On discutait de mes choix de films en effet, il m’a exprimé qu’il était très fier de moi c’était énorme. Il me disait ” ça c’est bien, ça c’est de la merde ” et c’est ce que j’adorais entre autres chez lui. C’est lui qui m’a permis d’approcher ce métier, j’ai une reconnaissance éternelle envers lui. Il m’a appris à expérimenter ces expériences dans le cinéma pour les bonnes raisons, avec le cœur. C’était un réalisateur reconnu dans le monde entier pour son travail, par les plus grands, et c’est la personne, le réalisateur le plus humble que j’ai pu croiser jusqu’à présent. Comme pour ma famille que je n’ai pas choisie, je n’ai pas non plus choisi mon premier film et là encore, je suis très bien tombé. J’espère qu’il m’aura transmis un peu de son humilité…
Comment as tu appris à choisir tes films, tes directions ?
Franchement que ce n’est pas moi qui suis allé vers le cinéma d’auteur, c’est lui qui m’a adopté. Des réals comme Céline Sciamma, Bertrand Bonello, etc. sont venus à moi parce que je venais de Laurent Cantet, c’est évident.
L’un de mes luxes, comme je ne me destinais pas à être acteur, c’est que toute cette magie est bonus pour moi, je ne me suis jamais senti dans l’urgence de tourner, moi je suis cuisinier de base (rire), mes choix sont donc soit pesés, soit instinctifs mais jamais dictés par le besoin.
Te vois-tu redevenir cuisinier dans 10 ans ?
Oui, absolument. Pas forcément cuisinier, il ya tellement de choses à faire, à apprendre, à développer. On a qu’une vie, il ne faut pas hésiter à se diversifier, à se promener (quand on en a la possibilité évidemment), d’où cette réticence à m’enfermer dans la prison dorée de la notoriété.

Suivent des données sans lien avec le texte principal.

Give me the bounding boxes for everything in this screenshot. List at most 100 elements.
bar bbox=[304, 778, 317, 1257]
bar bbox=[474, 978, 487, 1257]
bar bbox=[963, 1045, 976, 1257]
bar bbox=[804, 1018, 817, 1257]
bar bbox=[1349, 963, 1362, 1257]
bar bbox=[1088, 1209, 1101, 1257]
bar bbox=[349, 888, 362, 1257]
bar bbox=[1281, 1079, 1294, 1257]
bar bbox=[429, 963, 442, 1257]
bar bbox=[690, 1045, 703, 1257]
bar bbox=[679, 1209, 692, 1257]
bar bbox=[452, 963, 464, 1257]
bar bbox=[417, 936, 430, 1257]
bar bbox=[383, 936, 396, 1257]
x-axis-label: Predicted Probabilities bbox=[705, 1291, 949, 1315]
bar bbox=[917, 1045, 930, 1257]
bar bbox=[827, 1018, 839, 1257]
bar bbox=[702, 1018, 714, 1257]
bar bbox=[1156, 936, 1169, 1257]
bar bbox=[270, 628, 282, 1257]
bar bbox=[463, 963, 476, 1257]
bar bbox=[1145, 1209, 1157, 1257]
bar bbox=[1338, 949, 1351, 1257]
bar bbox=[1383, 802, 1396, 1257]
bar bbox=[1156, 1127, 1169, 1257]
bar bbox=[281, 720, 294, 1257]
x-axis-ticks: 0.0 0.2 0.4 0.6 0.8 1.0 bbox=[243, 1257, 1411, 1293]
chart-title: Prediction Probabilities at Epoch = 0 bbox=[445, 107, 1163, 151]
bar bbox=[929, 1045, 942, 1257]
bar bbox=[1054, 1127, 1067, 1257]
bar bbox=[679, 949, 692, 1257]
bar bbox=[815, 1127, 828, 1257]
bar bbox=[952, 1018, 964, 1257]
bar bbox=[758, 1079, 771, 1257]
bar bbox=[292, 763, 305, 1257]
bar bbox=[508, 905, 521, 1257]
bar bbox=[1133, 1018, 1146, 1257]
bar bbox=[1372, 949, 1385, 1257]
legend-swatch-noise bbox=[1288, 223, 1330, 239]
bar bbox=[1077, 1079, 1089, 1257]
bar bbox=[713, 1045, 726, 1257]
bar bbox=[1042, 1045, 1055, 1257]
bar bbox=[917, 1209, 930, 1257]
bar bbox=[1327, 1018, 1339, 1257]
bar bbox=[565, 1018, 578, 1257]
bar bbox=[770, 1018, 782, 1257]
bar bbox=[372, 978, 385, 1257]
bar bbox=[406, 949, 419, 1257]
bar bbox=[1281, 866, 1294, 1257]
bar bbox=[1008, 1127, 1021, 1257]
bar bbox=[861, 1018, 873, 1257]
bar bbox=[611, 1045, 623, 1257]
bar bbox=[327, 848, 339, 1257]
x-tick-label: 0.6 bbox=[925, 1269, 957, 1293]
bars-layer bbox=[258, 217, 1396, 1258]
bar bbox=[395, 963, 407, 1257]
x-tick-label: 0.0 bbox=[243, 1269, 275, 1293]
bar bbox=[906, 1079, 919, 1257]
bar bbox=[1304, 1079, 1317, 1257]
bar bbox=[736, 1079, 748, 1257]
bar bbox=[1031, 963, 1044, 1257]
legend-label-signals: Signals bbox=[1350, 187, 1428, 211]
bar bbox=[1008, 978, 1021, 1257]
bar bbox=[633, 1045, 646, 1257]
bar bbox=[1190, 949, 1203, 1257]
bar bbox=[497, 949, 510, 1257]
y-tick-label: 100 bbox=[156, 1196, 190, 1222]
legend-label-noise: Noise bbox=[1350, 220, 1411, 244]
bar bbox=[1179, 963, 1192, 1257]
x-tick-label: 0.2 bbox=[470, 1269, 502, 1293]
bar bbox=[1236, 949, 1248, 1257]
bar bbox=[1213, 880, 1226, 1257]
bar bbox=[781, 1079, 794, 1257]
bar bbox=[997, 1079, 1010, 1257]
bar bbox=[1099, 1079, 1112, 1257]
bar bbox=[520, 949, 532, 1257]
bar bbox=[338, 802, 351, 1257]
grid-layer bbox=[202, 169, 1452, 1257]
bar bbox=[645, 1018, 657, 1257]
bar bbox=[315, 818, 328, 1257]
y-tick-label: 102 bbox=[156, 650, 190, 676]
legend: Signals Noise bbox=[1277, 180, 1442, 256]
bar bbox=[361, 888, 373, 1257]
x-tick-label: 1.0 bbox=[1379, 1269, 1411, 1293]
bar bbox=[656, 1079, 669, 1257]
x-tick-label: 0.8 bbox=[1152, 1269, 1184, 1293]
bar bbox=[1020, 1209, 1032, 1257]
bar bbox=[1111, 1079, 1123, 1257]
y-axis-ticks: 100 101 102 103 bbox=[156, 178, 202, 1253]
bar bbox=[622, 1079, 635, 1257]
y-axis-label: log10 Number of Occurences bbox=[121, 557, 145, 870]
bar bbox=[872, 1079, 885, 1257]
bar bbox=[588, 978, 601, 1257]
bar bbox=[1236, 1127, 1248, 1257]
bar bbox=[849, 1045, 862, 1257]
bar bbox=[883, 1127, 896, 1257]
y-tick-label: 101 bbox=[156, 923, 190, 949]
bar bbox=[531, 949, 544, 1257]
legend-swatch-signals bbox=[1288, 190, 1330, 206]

Quel message ferais-tu passer à un·e jeune qui rêve de devenir comédien·ne ?
Faire ce métier pour les bonnes raisons, jouer par amour du jeu, pas pour devenir une star. Si on le fait juste pour briller c’est une mauvaise direction, et ça ne sera pas épanouissant. C’est aussi là que tu peux devenir une proie pour les tordus qui gravitent dans ce domaine. Il faut donc garder la tête sur les épaules.
Mais sinon je lui dirais fonce, fais tes expériences, casse toi la gueule, tombe, mets un pansement et recommence ! Et fais les choses pour être heureux.